Mass-Produced: What Does the Term Mean and How Does It Impact Wineries

If you were asked to categorize wine into two groups, chances are your answer would include the separation of red and white wine. While that is not incorrect, a more telling rank could be mass produced wines and small lot wines. This grouping is important because not all wines are created equally and wine that has undergone mass production has most often been created for many different reasons to wine that has been produced by small wineries.

Mass produced wines are created with the sole purpose of being sold quickly and enjoyed straight away, and are targeted towards entry to mid-level markets. When it comes to flavor and balance, mass-produced wines are often easy drinking and inoffensive, but can lack the complexity and ‘soul’ of non-commercial wines. Another notable trait is that the wine production of mass-market wines is mechanized, meaning that the grapes are machine pruned, picked, and sorted. In comparison, smaller wineries tend to use hands-on vineyard and wine production techniques as a desirable selling point. Also, mass produced, or commercial wines, are often distinguished by their general growing vicinity, where small, or boutique wineries, will produce wine from specific regions and vineyards. Commercial wines can be from a broad region or even categorized by an entire country.
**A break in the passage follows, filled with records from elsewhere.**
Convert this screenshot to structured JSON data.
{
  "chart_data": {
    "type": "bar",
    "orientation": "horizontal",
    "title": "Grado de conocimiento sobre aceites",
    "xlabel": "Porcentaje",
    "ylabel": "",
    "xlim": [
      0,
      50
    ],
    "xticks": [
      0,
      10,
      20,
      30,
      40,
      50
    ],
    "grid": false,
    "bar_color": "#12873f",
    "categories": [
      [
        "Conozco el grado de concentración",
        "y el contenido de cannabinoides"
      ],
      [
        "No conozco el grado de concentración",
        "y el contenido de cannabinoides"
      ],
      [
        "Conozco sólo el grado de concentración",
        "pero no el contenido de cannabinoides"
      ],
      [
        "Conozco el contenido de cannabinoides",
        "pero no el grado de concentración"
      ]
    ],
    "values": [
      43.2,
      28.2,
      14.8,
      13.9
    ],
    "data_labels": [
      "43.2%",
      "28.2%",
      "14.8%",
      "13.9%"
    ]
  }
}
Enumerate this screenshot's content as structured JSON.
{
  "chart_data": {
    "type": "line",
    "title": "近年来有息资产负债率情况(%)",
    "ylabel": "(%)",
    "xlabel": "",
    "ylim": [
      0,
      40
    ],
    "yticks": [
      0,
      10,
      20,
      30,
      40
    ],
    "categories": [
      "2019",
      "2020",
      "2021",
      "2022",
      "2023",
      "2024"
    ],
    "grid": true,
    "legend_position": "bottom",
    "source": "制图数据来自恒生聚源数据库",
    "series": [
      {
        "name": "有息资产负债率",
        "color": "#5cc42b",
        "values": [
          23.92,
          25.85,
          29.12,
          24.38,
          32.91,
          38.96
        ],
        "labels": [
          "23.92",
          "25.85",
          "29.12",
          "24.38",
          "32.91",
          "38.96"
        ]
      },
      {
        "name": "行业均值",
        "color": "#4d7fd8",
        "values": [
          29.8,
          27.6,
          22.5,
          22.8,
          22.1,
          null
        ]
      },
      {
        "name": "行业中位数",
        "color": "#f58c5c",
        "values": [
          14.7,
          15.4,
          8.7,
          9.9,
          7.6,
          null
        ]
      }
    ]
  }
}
Perhaps the most evident factor that separates mass produced wines from small production size wines is that commercial wines often contain a cocktail of synthetic additives. The wine production process allows for over 500 different compounds to be added, which confirms that there is a lot more in your glass than just fermented grape juice. If you avoid processed foods for health purposes, you should also be avoiding large-scale commercial wines for the same reasons. Processing wines and including additives like stabilizers and sulfites are done mainly to eliminate vintage-to-vintage variation, making each year taste the same as the last and to keep the product consistent.

Does this mean that a small winery looking to maximize profit cannot produce wine in mass production format and be successful? This depends on many different variants. It’s not unheard of for small wineries to produce ready-to-drink wine, to use mechanized vineyard and wine production techniques, or to use additives in their wines. Where small wineries have the upper hand is direct sales. If a small winery producing 10 thousand cases a year sells all of their handcrafted wine through their cellar door or wine club, they can compete with a

larger winery that may produce triple the amount but have lower margins and sell through wholesale channels.

Small wineries can command higher prices by building a brand and reputation, and most importantly, because they have a superior product. True wine drinkers will seek out to experience the natural variations of a quality wine from a quality year. They will enjoy distinguishing between wines from different regions and different winemakers. Both mass produced wines and small lot wines serve a distinct purpose in the market, and while small lot producers may not be able to directly compete with large companies who make wine for a low retail price, the price will always reflect the quality – and quality always sells.